RT reports that a Russian startup, known as Zdravprint or Healthprint, has developed a new and innovative way to 3D print custom splints, plasters, and casts.
“The custom-made plastic pieces can be used to replace old fashioned plaster-casts in any medical procedure where a part of the body needs to be immobilized, such as a broken finger or arm.”
Fyodor Aptekarev is one of the founders of Zdravprint. As an avid skateboarder, Aptekarev is no stranger to broken bones, “and never relishes the prospect of wearing an uncomfortable heavy plaster cast, which invariably itches.” Aptekarev was also inspired by the design of a 3D printed dress by Francis Bitonti.
These new 3D plaster casts by Zdravprint offer doctors a lot more flexibility and elasticity than traditional plaster casts. This provides “their patients with a lightweight, comfortable, and hygienic bio-plastic alternative which is waterproof” and allows the skin to breathe underneath.
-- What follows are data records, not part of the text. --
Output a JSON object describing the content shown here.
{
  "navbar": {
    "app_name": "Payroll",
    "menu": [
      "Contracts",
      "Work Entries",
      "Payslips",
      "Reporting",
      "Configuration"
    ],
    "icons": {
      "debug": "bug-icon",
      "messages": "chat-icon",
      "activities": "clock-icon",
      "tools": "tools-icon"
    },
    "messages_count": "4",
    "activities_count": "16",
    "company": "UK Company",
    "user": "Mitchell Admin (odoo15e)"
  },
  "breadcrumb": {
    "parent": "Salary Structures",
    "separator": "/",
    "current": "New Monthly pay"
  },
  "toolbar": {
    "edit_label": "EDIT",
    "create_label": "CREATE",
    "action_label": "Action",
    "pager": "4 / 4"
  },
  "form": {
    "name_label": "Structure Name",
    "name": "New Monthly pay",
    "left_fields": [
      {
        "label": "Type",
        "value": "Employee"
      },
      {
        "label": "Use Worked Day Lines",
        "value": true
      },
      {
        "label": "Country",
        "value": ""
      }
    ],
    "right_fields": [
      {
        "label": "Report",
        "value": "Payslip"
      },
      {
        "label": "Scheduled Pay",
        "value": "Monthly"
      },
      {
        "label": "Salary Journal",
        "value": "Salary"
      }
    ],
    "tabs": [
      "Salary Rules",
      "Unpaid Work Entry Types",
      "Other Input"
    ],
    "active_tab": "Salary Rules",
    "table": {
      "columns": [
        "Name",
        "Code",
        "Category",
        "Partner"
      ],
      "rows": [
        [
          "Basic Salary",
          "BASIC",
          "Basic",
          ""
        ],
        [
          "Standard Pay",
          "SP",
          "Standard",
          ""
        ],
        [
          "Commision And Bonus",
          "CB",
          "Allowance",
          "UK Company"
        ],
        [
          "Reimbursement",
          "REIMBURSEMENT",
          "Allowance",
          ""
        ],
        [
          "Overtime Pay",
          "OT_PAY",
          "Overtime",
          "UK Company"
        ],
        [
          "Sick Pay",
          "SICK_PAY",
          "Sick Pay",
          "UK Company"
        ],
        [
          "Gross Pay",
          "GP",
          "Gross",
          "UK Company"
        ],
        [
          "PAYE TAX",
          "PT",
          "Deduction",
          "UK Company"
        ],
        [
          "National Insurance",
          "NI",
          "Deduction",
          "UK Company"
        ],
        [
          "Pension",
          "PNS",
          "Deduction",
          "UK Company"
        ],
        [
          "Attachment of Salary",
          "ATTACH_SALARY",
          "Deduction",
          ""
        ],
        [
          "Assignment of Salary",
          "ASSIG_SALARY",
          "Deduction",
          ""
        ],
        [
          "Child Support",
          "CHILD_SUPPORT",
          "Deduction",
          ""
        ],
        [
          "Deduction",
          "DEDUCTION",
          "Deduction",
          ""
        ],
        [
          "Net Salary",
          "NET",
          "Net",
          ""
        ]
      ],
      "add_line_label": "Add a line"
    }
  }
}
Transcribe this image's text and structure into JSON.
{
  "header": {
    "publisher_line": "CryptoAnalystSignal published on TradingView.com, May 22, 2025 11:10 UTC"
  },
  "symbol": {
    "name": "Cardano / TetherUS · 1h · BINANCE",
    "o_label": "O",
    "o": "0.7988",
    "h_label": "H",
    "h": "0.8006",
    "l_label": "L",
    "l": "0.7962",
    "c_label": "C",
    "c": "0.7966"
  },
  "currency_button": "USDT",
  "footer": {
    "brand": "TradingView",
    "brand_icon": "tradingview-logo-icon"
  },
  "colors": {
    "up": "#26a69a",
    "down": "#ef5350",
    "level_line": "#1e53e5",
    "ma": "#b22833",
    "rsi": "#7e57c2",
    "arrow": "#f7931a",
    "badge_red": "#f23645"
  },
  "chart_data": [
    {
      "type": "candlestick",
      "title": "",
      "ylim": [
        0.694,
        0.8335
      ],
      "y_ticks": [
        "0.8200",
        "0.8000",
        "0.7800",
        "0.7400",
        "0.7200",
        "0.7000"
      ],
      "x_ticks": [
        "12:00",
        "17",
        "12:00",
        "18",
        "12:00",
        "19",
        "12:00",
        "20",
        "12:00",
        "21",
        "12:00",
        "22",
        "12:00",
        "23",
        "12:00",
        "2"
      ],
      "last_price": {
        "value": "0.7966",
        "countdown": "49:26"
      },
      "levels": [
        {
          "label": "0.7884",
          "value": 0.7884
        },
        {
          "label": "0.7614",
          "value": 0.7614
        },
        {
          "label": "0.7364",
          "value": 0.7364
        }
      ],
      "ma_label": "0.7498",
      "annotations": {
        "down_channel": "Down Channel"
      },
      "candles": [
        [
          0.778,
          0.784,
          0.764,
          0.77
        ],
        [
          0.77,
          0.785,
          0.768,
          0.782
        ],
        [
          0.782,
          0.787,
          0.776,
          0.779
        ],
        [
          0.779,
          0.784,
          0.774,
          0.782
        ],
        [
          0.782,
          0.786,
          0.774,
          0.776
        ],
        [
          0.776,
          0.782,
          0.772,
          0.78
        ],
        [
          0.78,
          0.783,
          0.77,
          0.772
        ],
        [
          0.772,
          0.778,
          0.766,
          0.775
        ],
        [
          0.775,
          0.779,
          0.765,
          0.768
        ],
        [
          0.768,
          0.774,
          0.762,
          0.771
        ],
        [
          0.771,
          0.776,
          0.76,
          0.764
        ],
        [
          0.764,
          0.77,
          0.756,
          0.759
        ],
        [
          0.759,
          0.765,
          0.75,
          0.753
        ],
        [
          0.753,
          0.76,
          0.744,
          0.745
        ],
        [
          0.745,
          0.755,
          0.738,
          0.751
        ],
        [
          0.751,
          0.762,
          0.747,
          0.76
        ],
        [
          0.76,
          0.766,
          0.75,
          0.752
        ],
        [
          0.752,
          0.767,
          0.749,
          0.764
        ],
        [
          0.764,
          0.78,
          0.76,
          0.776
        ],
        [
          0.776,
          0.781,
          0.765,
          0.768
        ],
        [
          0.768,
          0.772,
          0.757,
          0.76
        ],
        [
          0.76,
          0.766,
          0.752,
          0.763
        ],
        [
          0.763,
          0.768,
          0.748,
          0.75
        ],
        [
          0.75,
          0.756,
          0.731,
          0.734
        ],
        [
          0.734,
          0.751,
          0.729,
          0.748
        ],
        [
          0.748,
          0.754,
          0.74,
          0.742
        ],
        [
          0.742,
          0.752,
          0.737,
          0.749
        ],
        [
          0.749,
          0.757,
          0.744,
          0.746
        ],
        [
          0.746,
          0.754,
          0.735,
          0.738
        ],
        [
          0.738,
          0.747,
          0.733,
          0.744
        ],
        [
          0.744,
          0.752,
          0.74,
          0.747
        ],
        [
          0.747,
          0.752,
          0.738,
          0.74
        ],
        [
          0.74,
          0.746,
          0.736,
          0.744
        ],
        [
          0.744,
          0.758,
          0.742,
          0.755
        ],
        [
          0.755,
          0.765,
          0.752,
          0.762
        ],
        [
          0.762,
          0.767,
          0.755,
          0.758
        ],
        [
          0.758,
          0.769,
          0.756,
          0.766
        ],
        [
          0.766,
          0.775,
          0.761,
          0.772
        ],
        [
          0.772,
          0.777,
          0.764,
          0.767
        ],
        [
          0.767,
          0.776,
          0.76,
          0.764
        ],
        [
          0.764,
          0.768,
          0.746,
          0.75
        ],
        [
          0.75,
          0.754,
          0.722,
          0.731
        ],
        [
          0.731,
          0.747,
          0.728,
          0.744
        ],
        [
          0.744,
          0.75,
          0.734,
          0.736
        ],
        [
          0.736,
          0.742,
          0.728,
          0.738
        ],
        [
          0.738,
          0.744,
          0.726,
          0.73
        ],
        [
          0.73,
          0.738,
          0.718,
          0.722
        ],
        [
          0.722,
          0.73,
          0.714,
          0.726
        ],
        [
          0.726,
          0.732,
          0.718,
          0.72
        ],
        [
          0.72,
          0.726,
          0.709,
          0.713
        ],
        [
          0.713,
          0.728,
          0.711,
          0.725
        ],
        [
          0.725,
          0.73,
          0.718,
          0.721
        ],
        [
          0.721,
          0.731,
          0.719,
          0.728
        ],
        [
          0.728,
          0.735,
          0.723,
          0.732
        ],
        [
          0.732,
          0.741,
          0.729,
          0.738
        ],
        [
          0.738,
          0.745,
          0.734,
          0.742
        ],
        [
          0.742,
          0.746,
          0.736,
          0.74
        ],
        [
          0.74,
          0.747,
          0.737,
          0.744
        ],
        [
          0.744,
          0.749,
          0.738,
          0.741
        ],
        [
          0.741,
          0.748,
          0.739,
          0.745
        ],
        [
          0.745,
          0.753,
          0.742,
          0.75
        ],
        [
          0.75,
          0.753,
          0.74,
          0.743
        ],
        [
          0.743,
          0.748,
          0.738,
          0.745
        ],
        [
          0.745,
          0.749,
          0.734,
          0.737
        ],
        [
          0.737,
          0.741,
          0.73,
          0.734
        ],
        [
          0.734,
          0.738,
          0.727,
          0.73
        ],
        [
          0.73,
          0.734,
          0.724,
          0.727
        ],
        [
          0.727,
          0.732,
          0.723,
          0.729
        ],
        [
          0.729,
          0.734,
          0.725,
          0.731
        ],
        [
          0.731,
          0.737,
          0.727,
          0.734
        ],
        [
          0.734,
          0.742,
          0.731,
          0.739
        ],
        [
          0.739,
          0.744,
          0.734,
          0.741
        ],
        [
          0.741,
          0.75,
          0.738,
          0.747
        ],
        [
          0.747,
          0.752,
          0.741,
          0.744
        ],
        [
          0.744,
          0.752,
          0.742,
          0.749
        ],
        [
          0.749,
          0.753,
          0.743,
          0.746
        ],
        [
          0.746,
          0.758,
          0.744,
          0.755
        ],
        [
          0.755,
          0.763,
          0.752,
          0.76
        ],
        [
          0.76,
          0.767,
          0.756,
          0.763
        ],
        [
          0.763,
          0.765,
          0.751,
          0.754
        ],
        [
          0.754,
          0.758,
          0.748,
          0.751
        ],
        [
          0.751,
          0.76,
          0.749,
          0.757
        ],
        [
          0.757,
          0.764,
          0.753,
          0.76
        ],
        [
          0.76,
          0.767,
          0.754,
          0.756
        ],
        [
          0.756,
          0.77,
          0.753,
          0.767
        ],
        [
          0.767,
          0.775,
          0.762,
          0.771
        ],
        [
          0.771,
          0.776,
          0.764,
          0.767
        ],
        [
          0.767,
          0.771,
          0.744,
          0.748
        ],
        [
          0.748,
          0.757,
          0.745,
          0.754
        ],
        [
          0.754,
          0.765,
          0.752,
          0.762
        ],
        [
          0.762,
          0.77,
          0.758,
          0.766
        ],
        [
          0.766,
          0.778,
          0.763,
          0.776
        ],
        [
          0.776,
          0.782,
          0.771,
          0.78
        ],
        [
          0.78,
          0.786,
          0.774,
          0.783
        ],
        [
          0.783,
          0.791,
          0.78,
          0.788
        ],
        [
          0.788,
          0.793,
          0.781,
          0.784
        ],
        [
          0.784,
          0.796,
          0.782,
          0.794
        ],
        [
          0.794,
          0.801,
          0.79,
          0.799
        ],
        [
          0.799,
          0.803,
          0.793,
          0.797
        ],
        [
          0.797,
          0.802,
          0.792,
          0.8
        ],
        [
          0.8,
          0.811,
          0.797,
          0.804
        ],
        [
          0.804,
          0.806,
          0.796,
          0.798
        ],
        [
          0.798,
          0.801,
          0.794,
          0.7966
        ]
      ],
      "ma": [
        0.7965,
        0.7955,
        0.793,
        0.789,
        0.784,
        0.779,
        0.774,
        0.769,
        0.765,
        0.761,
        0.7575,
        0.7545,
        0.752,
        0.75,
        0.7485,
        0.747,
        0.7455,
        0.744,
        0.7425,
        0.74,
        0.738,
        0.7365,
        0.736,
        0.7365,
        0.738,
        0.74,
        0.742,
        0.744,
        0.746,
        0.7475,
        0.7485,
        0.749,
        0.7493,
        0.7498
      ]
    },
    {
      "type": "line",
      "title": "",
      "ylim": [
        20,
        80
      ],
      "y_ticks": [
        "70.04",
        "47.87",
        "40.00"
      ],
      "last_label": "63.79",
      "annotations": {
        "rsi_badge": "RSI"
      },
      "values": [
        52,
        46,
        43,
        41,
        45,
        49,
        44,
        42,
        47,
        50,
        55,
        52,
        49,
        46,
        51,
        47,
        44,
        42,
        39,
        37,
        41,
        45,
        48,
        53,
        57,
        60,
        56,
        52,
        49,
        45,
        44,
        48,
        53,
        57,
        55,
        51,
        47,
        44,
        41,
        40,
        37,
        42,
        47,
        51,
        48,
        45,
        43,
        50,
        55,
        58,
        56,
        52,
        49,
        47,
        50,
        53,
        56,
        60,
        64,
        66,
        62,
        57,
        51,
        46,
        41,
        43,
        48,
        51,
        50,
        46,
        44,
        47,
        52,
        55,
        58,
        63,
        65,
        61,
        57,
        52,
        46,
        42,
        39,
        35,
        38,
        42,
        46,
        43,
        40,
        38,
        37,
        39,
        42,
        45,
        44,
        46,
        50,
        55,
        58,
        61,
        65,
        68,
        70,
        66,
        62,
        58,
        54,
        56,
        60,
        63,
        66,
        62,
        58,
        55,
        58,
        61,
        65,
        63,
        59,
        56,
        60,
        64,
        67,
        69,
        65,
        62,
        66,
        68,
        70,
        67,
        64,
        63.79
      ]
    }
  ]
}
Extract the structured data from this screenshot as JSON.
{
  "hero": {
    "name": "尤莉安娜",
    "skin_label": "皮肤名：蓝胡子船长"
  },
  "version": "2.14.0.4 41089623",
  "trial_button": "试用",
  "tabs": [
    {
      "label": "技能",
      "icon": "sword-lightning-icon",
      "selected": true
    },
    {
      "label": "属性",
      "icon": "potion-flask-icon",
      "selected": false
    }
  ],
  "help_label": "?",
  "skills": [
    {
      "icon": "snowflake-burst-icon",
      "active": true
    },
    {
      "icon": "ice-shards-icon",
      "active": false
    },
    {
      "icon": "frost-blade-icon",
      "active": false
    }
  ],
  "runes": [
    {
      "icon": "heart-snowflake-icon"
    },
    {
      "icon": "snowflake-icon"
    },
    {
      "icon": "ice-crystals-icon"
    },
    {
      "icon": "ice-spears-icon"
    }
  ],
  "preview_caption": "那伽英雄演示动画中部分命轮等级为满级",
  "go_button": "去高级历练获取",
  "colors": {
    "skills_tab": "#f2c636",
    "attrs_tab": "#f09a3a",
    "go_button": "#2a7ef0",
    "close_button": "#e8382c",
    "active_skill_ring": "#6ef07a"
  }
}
“Production of the new type of cast takes about 12 hours in terms of the actual printing, and the subsequent fitting can be completed in less than an hour…Unfortunately, a plaster cast is still needed in the first stages of repairing a break as it enables doctors to control and adjust the initial bone union. This lasts for about a week until the swelling subsides. It is only after this time that the 3D printed version can take its turn.”
Aptekarev predicts that these 3D printed casts will take over from the traditional casts within seven years, however.